If you want to persist the keylog entries across time or for using the archive page to analyze your findings later or using the filters and more, you must have a working MySQL instance and tell to keylog.io to use it.
It will create automatically a table called keylogs where it will store all the received keylogs from clients. You can customize the database connection options such as database name using the database.name
option or more in general the database
option object when starting the server.
The default table structure created is the following but you can customize it later using a mysql client or suggest me a better structure using the issues section of this project.

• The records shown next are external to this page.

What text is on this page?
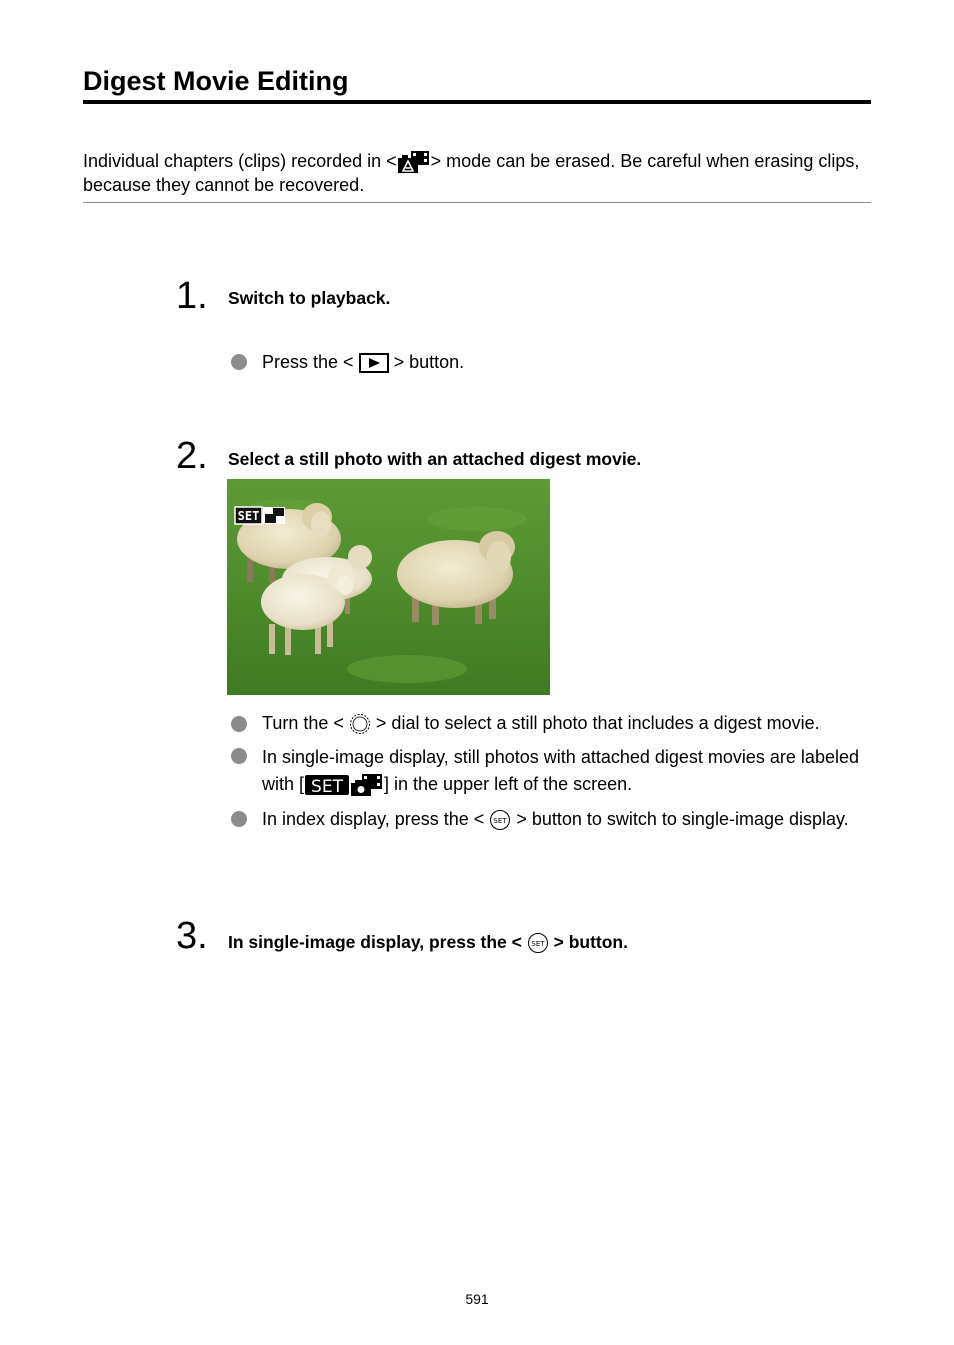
Digest Movie Editing
Individual chapters (clips) recorded in < > mode can be erased. Be careful when erasing clips, because they cannot be recovered.
1. Switch to playback.
Press the < > button.
2. Select a still photo with an attached digest movie.
SET
Turn the < > dial to select a still photo that includes a digest movie.
In single-image display, still photos with attached digest movies are labeled with [ SET ] in the upper left of the screen.
In index display, press the < SET > button to switch to single-image display.
3. In single-image display, press the < SET > button.
591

CREATE TABLE IF NOT EXISTS `keylogs` (
`id` int(11) NOT NULL AUTO_INCREMENT,
`hostname` varchar(50) NOT NULL,
`element` varchar(50) NOT NULL,
`key` varchar(50) NOT NULL,
`path` varchar(255) NOT NULL,
`timestamp` timestamp NOT NULL DEFAULT current_timestamp(),
KEY (`id`),
INDEX `HOSTNAME_INDEX` (`hostname`)
) ENGINE=InnoDB DEFAULT CHARSET=utf8mb4;
You can also link a database using docker links if you are using keylog.io from a container.

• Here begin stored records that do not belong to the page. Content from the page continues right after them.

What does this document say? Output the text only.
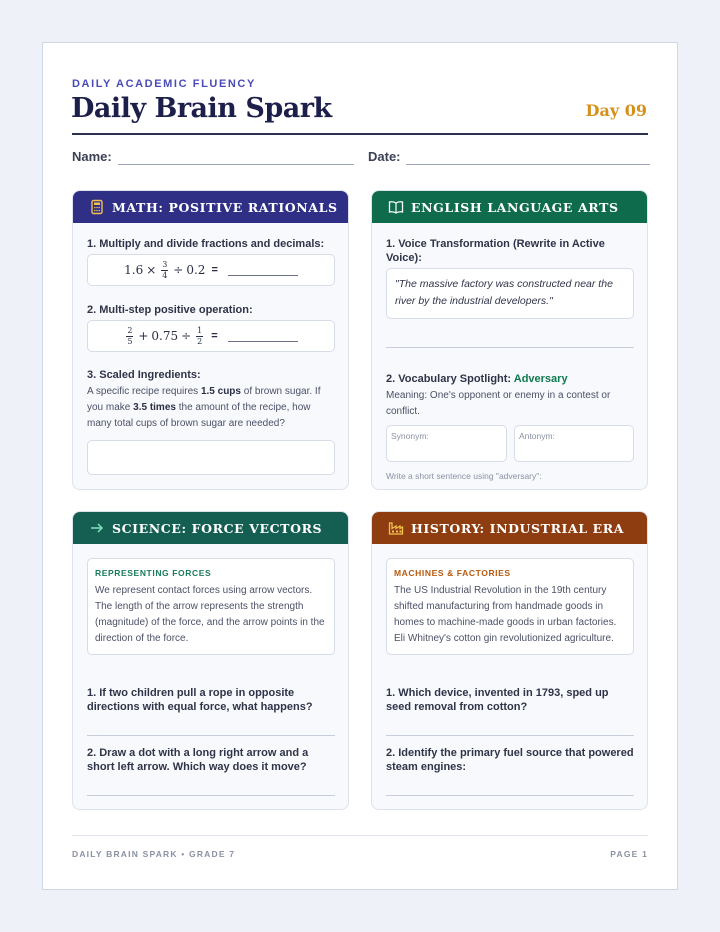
DAILY ACADEMIC FLUENCY
Daily Brain Spark	Day 09
Name:	Date:
MATH: POSITIVE RATIONALS
1. Multiply and divide fractions and decimals:
$1.6 \times \frac{3}{4} \div 0.2$ =
2. Multi-step positive operation:
$\frac{2}{5} + 0.75 \div \frac{1}{2}$ =
3. Scaled Ingredients:
A specific recipe requires 1.5 cups of brown sugar. If you make 3.5 times the amount of the recipe, how many total cups of brown sugar are needed?
ENGLISH LANGUAGE ARTS
1. Voice Transformation (Rewrite in Active Voice):
"The massive factory was constructed near the river by the industrial developers."
2. Vocabulary Spotlight: Adversary
Meaning: One's opponent or enemy in a contest or conflict.
Synonym:	Antonym:
Write a short sentence using "adversary":
SCIENCE: FORCE VECTORS
REPRESENTING FORCES
We represent contact forces using arrow vectors. The length of the arrow represents the strength (magnitude) of the force, and the arrow points in the direction of the force.
1. If two children pull a rope in opposite directions with equal force, what happens?
2. Draw a dot with a long right arrow and a short left arrow. Which way does it move?
HISTORY: INDUSTRIAL ERA
MACHINES & FACTORIES
The US Industrial Revolution in the 19th century shifted manufacturing from handmade goods in homes to machine-made goods in urban factories. Eli Whitney's cotton gin revolutionized agriculture.
1. Which device, invented in 1793, sped up seed removal from cotton?
2. Identify the primary fuel source that powered steam engines:
DAILY BRAIN SPARK • GRADE 7	PAGE 1
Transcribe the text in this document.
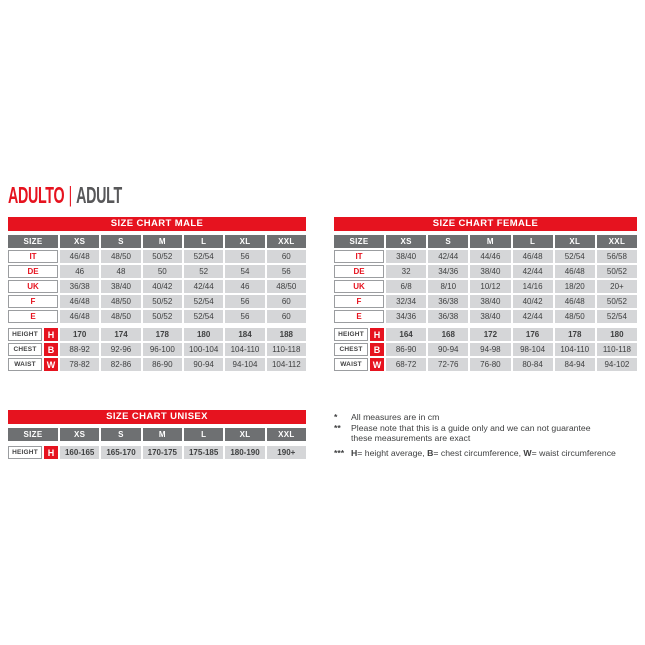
ADULTO | ADULT
SIZE CHART MALE
SIZE	XS	S	M	L	XL	XXL
IT	46/48	48/50	50/52	52/54	56	60
DE	46	48	50	52	54	56
UK	36/38	38/40	40/42	42/44	46	48/50
F	46/48	48/50	50/52	52/54	56	60
E	46/48	48/50	50/52	52/54	56	60
HEIGHT	H	170	174	178	180	184	188
CHEST	B	88-92	92-96	96-100	100-104	104-110	110-118
WAIST	W	78-82	82-86	86-90	90-94	94-104	104-112
SIZE CHART FEMALE
SIZE	XS	S	M	L	XL	XXL
IT	38/40	42/44	44/46	46/48	52/54	56/58
DE	32	34/36	38/40	42/44	46/48	50/52
UK	6/8	8/10	10/12	14/16	18/20	20+
F	32/34	36/38	38/40	40/42	46/48	50/52
E	34/36	36/38	38/40	42/44	48/50	52/54
HEIGHT	H	164	168	172	176	178	180
CHEST	B	86-90	90-94	94-98	98-104	104-110	110-118
WAIST	W	68-72	72-76	76-80	80-84	84-94	94-102
SIZE CHART UNISEX
SIZE	XS	S	M	L	XL	XXL
HEIGHT	H	160-165	165-170	170-175	175-185	180-190	190+
*	All measures are in cm
**	Please note that this is a guide only and we can not guarantee
these measurements are exact
*** H= height average, B= chest circumference, W= waist circumference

- Basic HTTP Authentication for administrator interface with options for username and password
- Optionally save key logs results on a MySQL database
- Change behavior, pausing and trying to hide when devtools is open
- Create different routes for live feeds and archive
- Handle mobile input events (mobile browsers support)
- Automatic database table setup when using database mode
- Test key logger performances with multiple different hosts
- Complete the administrator interface with filters, groups, labels and stuff..

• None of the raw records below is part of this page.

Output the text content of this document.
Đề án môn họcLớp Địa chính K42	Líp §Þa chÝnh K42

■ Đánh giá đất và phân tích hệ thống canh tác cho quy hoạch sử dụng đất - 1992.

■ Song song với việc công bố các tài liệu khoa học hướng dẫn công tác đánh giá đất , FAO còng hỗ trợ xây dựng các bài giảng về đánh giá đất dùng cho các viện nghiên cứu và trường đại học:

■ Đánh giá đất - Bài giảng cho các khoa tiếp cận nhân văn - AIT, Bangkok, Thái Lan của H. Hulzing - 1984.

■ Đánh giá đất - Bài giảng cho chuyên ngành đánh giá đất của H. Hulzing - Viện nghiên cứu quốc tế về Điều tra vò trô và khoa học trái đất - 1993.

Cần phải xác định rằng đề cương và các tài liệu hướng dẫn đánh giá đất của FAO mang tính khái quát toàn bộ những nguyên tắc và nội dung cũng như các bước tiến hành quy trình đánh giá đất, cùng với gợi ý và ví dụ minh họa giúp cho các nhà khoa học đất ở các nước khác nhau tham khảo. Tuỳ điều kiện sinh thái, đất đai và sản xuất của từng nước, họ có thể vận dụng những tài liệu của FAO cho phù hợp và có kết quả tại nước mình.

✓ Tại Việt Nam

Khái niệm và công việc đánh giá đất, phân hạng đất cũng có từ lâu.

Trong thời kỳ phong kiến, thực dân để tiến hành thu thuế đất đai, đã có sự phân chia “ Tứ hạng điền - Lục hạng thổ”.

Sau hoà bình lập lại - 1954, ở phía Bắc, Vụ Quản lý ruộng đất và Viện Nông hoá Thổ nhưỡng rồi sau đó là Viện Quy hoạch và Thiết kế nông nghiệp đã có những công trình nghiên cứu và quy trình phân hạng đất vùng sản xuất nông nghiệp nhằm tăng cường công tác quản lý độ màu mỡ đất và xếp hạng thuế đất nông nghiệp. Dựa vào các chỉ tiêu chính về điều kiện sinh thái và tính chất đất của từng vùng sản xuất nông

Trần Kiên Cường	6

- Write a good documentation with examples and video use during simulated MITM attacks
- Write tests for backend and frontend code
- Get drunk at the end of all this
Run npm run start
this will concurrently spin up the express/socketio development server and start angular-cli. It should open a browser page with the administrator interface, if not, vavigate to http://localhost:4200/
. The app will automatically reload if you change any of the source files.
Also it will serve a keylogger client demo page at the address: http://localhost:3000/demo/
Run ng generate component component-name
to generate a new component. You can also use ng generate directive|pipe|service|class|guard|interface|enum|module
.
Run npm run build
to build the project. The build artifacts will be stored in the dist/
directory. Use the -prod
flag for a production build.
Run npm run build-client
to build the key logger-client file which is a socket.io-client module with a payload for capturing key presses and send them to a remote server.
Run npm run test
to execute the unit tests via Karma.
Run npm run e2e
to execute the end-to-end tests via Protractor.
To get more help on the Angular CLI use ng help
or go check out the Angular CLI README.
To get more informations about Socket.io visit the official page or visit the documentation.
- Fork it ( https://github.com/b4dnewz/keylog.io/fork )
- Create your feature branch (
git checkout -b my-new-feature
) - Commit your changes (
git commit -am 'Add some feature'
) - Write and run the tests (
npm run test
) - Push to the branch (
git push origin my-new-feature
) - Create a new Pull Request
The keylog.io is released under the MIT License by b4dnewz.